There’s no better example of this than Ukraine. Unlike the protests in Haiti or Bolivia or Indonesia, Ukraine is in the U.S. headlines hour after hour — thanks to the revelations of presidential extortion tactics on the new government of President Volodymyr Zelensky that have triggered the impeachment probe. But there’s been virtually no reporting in recent days on how the disclosures of America’s meddling have destabilized Zelensky’s government, forced him to signal acceptance for a so-called peace plan for war-torn eastern Ukraine that would seem to benefit Russia’s Putin as well as Trump’s longtime interest in lifting sanctions on Moscow -- and how thousands are now protesting all of this in Kyiv.

Nor is Ukraine the only nation where America’s bad influence has affected — and angered — the people.
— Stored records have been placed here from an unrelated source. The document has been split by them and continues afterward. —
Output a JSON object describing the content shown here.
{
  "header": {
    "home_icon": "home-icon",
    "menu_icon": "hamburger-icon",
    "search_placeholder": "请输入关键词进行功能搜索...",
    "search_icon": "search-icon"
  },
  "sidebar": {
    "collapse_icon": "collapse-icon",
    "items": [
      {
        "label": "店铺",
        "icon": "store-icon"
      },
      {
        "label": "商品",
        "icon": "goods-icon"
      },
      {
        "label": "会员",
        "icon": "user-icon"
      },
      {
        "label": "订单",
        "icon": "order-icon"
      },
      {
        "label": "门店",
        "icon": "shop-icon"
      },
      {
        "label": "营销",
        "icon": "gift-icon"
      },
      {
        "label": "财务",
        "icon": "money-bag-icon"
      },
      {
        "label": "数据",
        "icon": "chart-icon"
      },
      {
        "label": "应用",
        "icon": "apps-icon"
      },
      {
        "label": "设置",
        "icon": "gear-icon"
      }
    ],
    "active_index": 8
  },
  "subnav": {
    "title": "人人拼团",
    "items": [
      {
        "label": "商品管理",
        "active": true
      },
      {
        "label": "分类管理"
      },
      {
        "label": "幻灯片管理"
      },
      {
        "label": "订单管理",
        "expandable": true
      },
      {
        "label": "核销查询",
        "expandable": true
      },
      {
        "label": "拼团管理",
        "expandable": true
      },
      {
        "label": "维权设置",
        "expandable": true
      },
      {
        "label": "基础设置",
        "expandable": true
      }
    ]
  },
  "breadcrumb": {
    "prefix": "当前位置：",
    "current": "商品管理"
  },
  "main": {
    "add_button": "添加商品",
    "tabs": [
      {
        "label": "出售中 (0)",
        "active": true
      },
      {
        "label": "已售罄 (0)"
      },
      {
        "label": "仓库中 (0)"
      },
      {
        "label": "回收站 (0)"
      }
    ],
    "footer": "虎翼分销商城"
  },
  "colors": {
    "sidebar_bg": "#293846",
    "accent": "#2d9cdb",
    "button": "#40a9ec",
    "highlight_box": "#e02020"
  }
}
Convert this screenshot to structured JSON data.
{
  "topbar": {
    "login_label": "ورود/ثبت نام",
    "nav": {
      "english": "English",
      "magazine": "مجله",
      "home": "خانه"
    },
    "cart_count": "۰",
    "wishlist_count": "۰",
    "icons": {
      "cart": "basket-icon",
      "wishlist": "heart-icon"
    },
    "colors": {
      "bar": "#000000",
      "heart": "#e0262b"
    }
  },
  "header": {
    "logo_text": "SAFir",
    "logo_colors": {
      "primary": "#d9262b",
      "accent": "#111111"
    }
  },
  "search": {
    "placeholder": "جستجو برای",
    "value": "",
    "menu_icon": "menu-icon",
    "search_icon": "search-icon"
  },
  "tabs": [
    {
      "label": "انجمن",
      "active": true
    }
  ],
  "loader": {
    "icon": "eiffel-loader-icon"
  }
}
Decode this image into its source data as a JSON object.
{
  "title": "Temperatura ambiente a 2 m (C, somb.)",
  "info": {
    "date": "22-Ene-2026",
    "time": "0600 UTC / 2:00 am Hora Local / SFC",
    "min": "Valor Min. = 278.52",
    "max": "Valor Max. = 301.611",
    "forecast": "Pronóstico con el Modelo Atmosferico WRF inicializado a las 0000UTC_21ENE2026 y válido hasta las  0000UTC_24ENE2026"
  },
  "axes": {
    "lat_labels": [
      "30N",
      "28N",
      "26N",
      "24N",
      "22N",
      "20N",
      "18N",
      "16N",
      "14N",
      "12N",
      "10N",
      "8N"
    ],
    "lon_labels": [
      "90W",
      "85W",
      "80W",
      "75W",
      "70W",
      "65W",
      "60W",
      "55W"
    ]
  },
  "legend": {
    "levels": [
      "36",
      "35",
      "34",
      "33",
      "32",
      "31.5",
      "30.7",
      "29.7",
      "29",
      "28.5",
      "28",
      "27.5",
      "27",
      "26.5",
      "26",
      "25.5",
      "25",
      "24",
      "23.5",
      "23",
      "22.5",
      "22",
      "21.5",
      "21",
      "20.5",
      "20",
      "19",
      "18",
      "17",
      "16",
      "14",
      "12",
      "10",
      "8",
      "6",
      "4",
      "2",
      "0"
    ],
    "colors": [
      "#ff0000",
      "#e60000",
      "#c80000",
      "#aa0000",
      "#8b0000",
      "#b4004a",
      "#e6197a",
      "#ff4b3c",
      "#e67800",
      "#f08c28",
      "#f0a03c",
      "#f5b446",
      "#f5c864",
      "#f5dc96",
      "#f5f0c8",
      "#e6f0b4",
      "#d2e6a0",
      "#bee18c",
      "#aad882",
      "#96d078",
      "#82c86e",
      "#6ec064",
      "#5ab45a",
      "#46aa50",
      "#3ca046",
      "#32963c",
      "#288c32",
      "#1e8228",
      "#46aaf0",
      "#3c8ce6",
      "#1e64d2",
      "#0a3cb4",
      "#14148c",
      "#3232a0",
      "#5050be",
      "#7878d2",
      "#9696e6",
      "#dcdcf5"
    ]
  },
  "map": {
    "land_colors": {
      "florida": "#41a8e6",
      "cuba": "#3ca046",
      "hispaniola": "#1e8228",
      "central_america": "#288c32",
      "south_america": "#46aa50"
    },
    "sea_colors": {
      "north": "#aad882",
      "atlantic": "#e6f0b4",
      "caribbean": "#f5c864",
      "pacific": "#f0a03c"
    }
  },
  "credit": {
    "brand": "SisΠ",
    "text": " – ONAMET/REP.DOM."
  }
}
In Iraq, one of the main triggers for the current protest is the Baghdad regime’s failure to fix the massive destruction caused by the pointless war-making of George W. Bush and Dick Cheney. In Haiti, marchers are furious at the United States because our policy is continued support for the corrupt government of Moïse (who snagged a face-to-face meeting with Trump at the recent United Nations hoedown) instead of reforms that would benefit a struggling neighbor. The bottom line: The next American government is going to need to be a leader in fighting corruption, not in encouraging it.

The good news is that many of the 2020 candidates not named Trump are promoting ideas that would curb endemic graft in Washington. Indeed, the candidate currently surging toward the top of the Democratic primary field — Massachusetts Sen. Elizabeth Warren — has made fighting corruption the very centerpiece of her breakout campaign. Warren’s plan for that includes dramatically reducing the power of lobbyists in the nation’s capital, by preventing lobbying firms from hiring ex-lawmakers or working for corrupt foreign rulers or holding big fund-raisers. Coupled with a focus on greed and inequality, a Warren-led America could be a role model in fighting corruption instead of an incubator.

It’s worth noting that — for the most part — the fate and the future of 2019′s global protests are very much up in the air. It wouldn’t be melodramatic to say the next few months will be among the most important in human history. If the world’s autocrats send tanks into Hong Kong or ignore centuries of British democratic tradition to ram through Brexit, or if Trump’s warnings of a second American civil war somehow come to pass, our children and grandchildren may face a grim, Orwellian future. Or this can finally be the year of People Power that so many of us hoped for — and didn’t quite see realized — in 1989. It may come down to whether America chooses to sit on the sidelines or become a beacon of hope.